Technische Hilfsmittel: Manche Menschen befassen sich gern mit Daten. Ihnen helfen womöglich sogenannte Wearables oder andere Fitness-Tracker, die gelaufene Kilometer, den Puls und andere Daten anzeigen und aufzeichnen. So kann man eigene Ziele und mögliche Leistungssteigerungen auch gut nachverfolgen. Dirk Schwarzer rät jedoch dazu, das in Maßen zu tun. Ein Wettlauf gegen die Uhr, bei dem man die Natur nicht mehr wahrnehme, sei nicht sinnvoll.
Flexibel sein: Man hat keine langen Zeitfenster für Sport zur Verfügung? "Bleiben Sie flexibel", rät Schwarzer. Kurze, aber regelmäßige Gymnastikeinheiten im eigenen Keller oder Wohnzimmer seien besser als nichts. Auch die tägliche Radfahrt zum Arbeitsplatz hilft, das Bewegungspensum zu erreichen.
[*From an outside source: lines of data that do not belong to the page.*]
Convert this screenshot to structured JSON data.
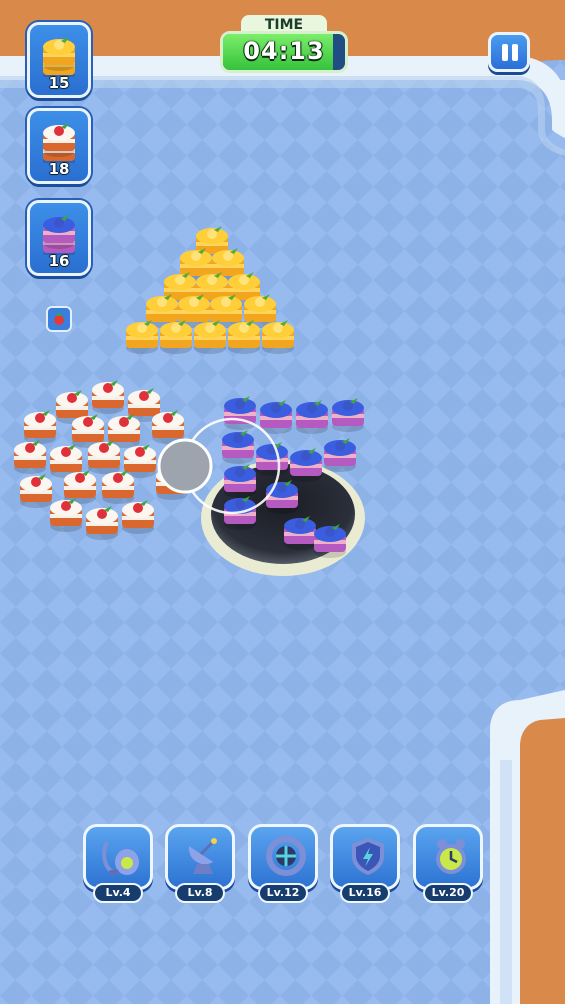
{
  "timer": {
    "label": "TIME",
    "value": "04:13",
    "remaining_fraction": 0.9
  },
  "goals": [
    {
      "item": "orange-cake",
      "count": "15"
    },
    {
      "item": "strawberry-cake",
      "count": "18"
    },
    {
      "item": "blueberry-cake",
      "count": "16"
    }
  ],
  "small_goal": {
    "item": "strawberry-cake"
  },
  "boosters": [
    {
      "icon": "vacuum-icon",
      "level": "Lv.4"
    },
    {
      "icon": "magnet-radar-icon",
      "level": "Lv.8"
    },
    {
      "icon": "expand-icon",
      "level": "Lv.12"
    },
    {
      "icon": "shield-icon",
      "level": "Lv.16"
    },
    {
      "icon": "alarm-clock-icon",
      "level": "Lv.20"
    }
  ],
  "colors": {
    "board": "#8fb4e9",
    "sand": "#d98a4a",
    "accent": "#2d73d3",
    "timer_fill": "#36c23d"
  }
}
Visualisierung und Selbstgespräche: Diese Methoden kommen im Spitzensport zum Einsatz, können aber auch Breitensportlern helfen. Man könne sich zum Beispiel vorstellen, was für ein gutes Gefühl es sei, wenn man nach einem Lauf nach Hause komme und ohne schlechtes Gewissen nach dem Duschen frühstücke, sagt Schwarzer. Bei motivierenden Selbstgesprächen gehe es darum, sich selbst in seinem Tun zu bestärken so wie das ein guter Coach tun würde und sich zum Beispiel zu sagen: "Beim letzten Mal habe ich es schon ziemlich gut geschafft, heute sind bestimmt noch zwei Minuten mehr drin."